Con las palabras de santa María Faustina
Kowalska: “¡Jesús, en vos confío!”, su Santidad comenzó la homilía de
la misa que celebró para inaugurar la nueva iglesia, sobre la pequeña
colina de Lagiewniki (en los suburbios de Cracovia, junto al convento
donde muriera, en 1938, la santa vidente del Jesús Misericordioso).

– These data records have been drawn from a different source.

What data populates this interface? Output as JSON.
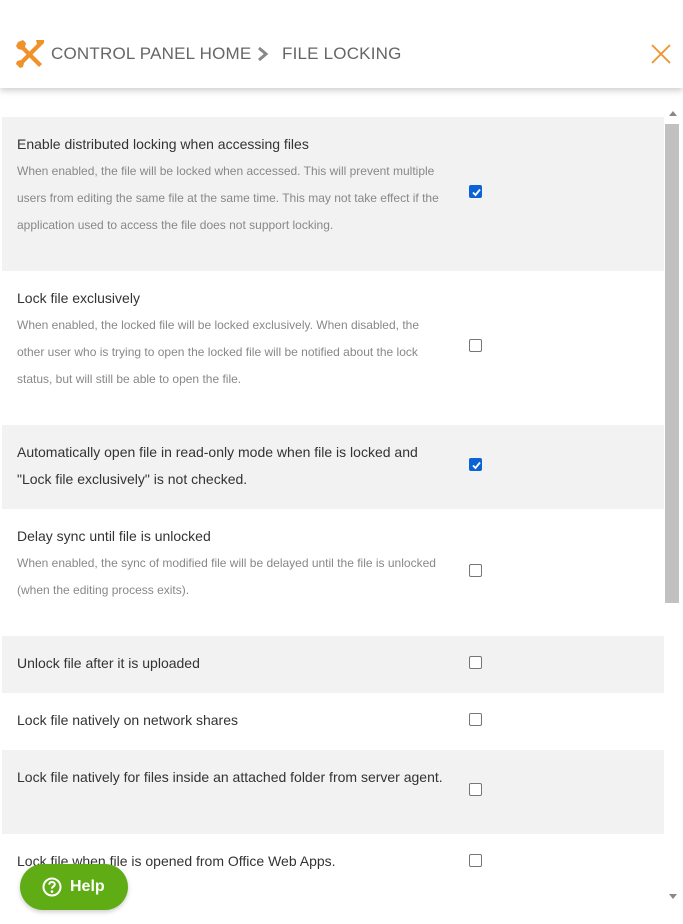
{
  "header": {
    "breadcrumb_home": "CONTROL PANEL HOME",
    "breadcrumb_current": "FILE LOCKING",
    "accent_color": "#f0922b"
  },
  "settings": [
    {
      "title": "Enable distributed locking when accessing files",
      "description": "When enabled, the file will be locked when accessed. This will prevent multiple users from editing the same file at the same time. This may not take effect if the application used to access the file does not support locking.",
      "checked": true
    },
    {
      "title": "Lock file exclusively",
      "description": "When enabled, the locked file will be locked exclusively. When disabled, the other user who is trying to open the locked file will be notified about the lock status, but will still be able to open the file.",
      "checked": false
    },
    {
      "title": "Automatically open file in read-only mode when file is locked and \"Lock file exclusively\" is not checked.",
      "description": "",
      "checked": true
    },
    {
      "title": "Delay sync until file is unlocked",
      "description": "When enabled, the sync of modified file will be delayed until the file is unlocked (when the editing process exits).",
      "checked": false
    },
    {
      "title": "Unlock file after it is uploaded",
      "description": "",
      "checked": false
    },
    {
      "title": "Lock file natively on network shares",
      "description": "",
      "checked": false
    },
    {
      "title": "Lock file natively for files inside an attached folder from server agent.",
      "description": "",
      "checked": false
    },
    {
      "title": "Lock file when file is opened from Office Web Apps.",
      "description": "",
      "checked": false
    }
  ],
  "help": {
    "label": "Help",
    "color": "#5fac15"
  }
}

“Este anuncio de la fe en el amor omnipotente
de Dios, es muy necesario en los tiempos que vivimos, en los que el
hombre se enfrenta con múltiples manifestaciones del mal”, dijo el
Papa, con la voz entrecortada por las conocidas dificultades que
últimamente padece al respirar. “La invocación a la misericordia de
Dios, debe venir desde lo más profundo de los corazones llenos de
sufrimiento, temor e incertidumbre pero, al mismo tiempo, cercados por
la fuente infalible de la esperanza”.
Mientras afuera de la basílica se agitaban las
banderas del Vaticano, de Polonia y de Cracovia (esta última, celeste y
blanca, haciendo que yo recordara con nostalgia la Argentina), dentro
del templo seguían con recogimiento sus palabras, al término de las
cuales, previa consagración del altar, se encenderían las luces por
primera vez.
“Padre Eterno,
te ofrezco el cuerpo y la sangre, el alma y la divinidad de tu preciado
Hijo, Nuestro Señor Jesucristo, por nuestros pecados y los de toda la
humanidad; por los sufrimientos de su Pasión, ten misericordia de
nosotros y del mundo entero”, agregó su Santidad repitiendo una oración
del Diario de sor Faustina, a quien él mismo elevó al honor de los
altares (fue santificada en 2000). El Papa finalizó la homilía diciendo
que sería muy bueno que el mensaje del amor misericordioso de Dios
propagado por la santa, se expandiera por todo el mundo.
Al término de
la misa, rememoró el camino ubicado junto al Santuario, señalando que
durante el período de la ocupación alemana, pasaba por allí todos los
días camino a la fábrica de solvay donde trabajaba. Dijo que en aquella
época lo recorría usando zapatos de madera (los únicos que se podían
conseguir entonces) y que jamás hubiera imaginado que muchos años
después estaría en el mismo lugar consagrando una basílica. Esta
anécdota desató la ovación general, cerrando con un broche de festiva
alegría el encuentro y pude imaginar que se fundían los rayos rojos y
blancos saliendo del corazón de la imagen del Jesús Misericordioso
(simbolizando la sangre y el agua del costado abierto en el Calvario),
con el de las dos coronas que viera San Maximiliano Kolbe (otro santo
de esta tierra que ofreció su vida por el prójimo) y los de la propia
bandera polaca.
Al día
siguiente, en el parque Blonia de la ciudad, ante una multitud que
superó todas las previsiones (los organizadores calcularon cerca de
tres millones de personas en el parque y sus alrededores), todo pareció
increíblemente lleno de gracia, desde el comportamiento de la
multitud, a la belleza del lugar y del día, desde las primeras palabras
del Santo Padre hasta las últimas, cargadas en todo momento de
profundidad y visible emoción.
El Papa,
mientras era transportado hacia lo alto del altar morado, cuyas
escalinatas fueron cubiertas con miles de flores blancas y amarillas,
fue recibido con el canto “Gaude Mater Polonia”, que data de los
tiempos de San Estanislao y hace una relación alegórica entre la Madre
Patria y la Madre de Dios. Al comienzo de la misa, distintos
dignatarios de la iglesia polaca, leyeron una síntesis de la vida de
los tres sacerdotes y la religiosa que serían beatificados por Juan
Pablo II durante la celebración.
El Papa
comenzó su homilía con la cita evangélica: “Este es mi mandamiento, que
se amen unos a otros como yo los he amado” (Juan 15:2). Para continuar
diciendo: “Dios es rico en misericordia”. Luego, parafraseando a San
Juan, agregó: “No hay mayor amor que dar la vida por los amigos”.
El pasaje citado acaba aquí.